Nenhum desses problemas é falso, mentiroso, mas nem tudo é verdade suprema nem deve servir de baliza onipresente para o raciocínio, a produção, o cinema, a arte, o sexo, as conversas de bar, os relacionamentos, as festas. É preciso não ser tanto Marilena Chauí no dia a dia. É preciso dar um passinho do volante, ir pro lado, gingar pra outro, sair do trilho, escorregar, rir do vexame. Parece que, da noite pro dia, tudo se resumiu a essa grande aldeia cujos movimentos limitam-se a um pra trás e pra frente, jamais pros lados, nunca na diagonal, exceto quando a gente toma um susto.
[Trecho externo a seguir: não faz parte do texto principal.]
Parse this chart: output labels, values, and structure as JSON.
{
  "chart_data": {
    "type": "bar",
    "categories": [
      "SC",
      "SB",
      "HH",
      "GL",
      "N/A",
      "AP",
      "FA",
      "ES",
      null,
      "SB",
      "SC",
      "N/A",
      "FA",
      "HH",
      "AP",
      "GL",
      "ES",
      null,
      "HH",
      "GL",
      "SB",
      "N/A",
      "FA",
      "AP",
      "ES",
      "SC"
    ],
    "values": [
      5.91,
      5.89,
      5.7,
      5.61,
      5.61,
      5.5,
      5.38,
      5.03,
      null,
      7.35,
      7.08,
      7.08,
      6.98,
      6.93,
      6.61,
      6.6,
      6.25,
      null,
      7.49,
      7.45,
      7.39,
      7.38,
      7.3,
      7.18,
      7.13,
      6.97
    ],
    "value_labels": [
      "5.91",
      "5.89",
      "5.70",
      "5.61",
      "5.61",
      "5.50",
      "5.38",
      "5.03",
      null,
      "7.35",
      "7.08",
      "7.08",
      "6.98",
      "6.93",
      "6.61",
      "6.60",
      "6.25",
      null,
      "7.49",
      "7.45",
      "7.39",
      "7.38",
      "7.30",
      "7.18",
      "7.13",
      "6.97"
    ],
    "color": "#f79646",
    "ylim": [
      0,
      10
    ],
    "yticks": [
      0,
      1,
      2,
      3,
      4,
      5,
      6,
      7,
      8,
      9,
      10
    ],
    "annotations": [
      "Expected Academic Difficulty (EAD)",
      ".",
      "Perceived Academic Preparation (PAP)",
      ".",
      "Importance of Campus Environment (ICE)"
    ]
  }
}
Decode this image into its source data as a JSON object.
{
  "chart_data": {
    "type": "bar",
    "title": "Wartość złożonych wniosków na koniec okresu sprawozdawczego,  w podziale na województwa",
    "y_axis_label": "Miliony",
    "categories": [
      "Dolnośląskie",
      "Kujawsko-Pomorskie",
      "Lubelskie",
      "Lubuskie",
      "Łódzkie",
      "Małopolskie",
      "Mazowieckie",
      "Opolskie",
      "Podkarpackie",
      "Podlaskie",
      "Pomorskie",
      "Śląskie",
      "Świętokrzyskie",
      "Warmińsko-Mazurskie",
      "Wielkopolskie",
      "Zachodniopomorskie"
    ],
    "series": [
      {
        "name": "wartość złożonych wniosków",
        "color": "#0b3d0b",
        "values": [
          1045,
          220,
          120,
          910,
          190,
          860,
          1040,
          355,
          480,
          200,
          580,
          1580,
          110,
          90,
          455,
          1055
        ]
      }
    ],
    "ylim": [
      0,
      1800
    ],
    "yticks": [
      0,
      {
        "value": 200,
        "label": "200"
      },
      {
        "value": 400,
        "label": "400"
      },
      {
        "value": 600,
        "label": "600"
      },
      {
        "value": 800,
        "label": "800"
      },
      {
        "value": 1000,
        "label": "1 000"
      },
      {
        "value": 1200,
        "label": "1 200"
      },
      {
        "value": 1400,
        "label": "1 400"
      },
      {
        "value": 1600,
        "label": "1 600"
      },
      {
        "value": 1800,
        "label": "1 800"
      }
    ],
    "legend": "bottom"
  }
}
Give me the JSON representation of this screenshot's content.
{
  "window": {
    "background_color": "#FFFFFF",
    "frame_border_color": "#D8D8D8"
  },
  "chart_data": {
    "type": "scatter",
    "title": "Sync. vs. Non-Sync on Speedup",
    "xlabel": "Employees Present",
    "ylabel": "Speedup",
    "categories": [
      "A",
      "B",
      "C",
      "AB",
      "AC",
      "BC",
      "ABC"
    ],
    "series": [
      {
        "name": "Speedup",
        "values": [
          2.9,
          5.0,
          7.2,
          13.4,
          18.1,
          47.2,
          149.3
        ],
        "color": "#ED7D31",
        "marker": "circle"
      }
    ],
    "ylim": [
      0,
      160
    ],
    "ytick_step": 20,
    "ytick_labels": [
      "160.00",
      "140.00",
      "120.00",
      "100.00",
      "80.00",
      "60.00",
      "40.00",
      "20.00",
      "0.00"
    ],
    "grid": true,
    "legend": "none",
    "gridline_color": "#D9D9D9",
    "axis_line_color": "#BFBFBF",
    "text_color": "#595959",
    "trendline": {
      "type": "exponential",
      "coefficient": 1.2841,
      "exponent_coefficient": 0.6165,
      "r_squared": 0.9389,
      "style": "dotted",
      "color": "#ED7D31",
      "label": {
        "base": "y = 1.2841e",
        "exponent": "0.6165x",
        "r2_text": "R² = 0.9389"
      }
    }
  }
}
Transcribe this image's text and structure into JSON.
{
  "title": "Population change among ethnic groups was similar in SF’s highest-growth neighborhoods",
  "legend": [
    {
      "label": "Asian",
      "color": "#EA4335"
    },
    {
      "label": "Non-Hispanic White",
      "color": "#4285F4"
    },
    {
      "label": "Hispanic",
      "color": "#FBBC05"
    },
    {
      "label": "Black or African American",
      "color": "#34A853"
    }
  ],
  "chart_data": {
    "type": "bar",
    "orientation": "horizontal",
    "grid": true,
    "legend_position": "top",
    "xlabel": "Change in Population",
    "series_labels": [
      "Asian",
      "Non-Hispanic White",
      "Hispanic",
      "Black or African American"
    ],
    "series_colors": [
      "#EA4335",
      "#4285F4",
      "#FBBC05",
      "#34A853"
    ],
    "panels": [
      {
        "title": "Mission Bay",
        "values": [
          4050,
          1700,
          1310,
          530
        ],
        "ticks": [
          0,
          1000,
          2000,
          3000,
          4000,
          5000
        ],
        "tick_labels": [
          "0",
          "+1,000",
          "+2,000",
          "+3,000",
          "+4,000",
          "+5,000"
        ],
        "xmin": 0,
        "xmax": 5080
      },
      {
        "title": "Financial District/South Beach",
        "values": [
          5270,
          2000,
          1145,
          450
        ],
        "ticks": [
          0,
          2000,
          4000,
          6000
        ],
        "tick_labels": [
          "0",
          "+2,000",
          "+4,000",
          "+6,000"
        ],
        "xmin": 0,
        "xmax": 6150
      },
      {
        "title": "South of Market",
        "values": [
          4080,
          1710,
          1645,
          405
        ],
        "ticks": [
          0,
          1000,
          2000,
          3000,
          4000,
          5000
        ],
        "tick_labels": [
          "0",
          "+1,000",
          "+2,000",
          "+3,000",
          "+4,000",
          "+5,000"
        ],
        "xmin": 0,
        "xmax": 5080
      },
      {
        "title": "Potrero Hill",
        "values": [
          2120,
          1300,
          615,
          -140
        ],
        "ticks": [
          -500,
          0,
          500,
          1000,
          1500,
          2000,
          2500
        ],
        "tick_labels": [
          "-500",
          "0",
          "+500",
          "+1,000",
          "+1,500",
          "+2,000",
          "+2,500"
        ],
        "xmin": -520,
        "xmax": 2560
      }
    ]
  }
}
E a cidade, essa que a gente não vê ou finge não ver a fim de simplificar a vida e garantir um objeto domesticado que caiba perfeitamente nas teorias de cabeceira/manifestos apaixonados - essa cidade, como um pião maluco animado pelo Silvio Santos, gira em todas as direções

Entrar numa discussão atualmente é como comprar ingresso para brincar numa máquina do tempo regulada apenas para o passado, quando – vou chutar agora, um chute talvez desastrado – havia quatro ou cinco preconceitos e todo mundo se dava por satisfeito quanto à inviabilidade deste lugar. Fortaleza era cidade-berço, cidade-creche, cidade-dormitório, cidade-passageira, cidade-terminal, cidade-mezanino, cidade-esquecida, cidade-sala de espera, cidade-desmiolada e por aí vai.  

Fato é que a espera pode ser longa, o terminal de embarque não precisa ser tão feio ou opressivo e essa passagem (estágio entre um antes e um depois, entre um aqui melancólico e um acolá resplandecente, entre o calabouço e o Eldorado), enquanto não vem, enquanto a gente não decide se quer ficar ou ir embora, se arruma as malas ou se se estabelece, se adota hábitos e sotaques precocemente ou se aceita essa boneca de camelô que recebemos de presente no berço – enquanto isso não acontece, vale a pena incrementar a brincadeira e mudar a lente dos óculos.

Reparem que amar ou desamar, isso ninguém escolhe. O que está ao alcance do arbítrio, e, portanto, da vontade, embora tenha menor apelo, é igualmente importante: construir os vínculos e preservá-los. 

Tô falando de, bem aqui, inventar um território de reencantamento.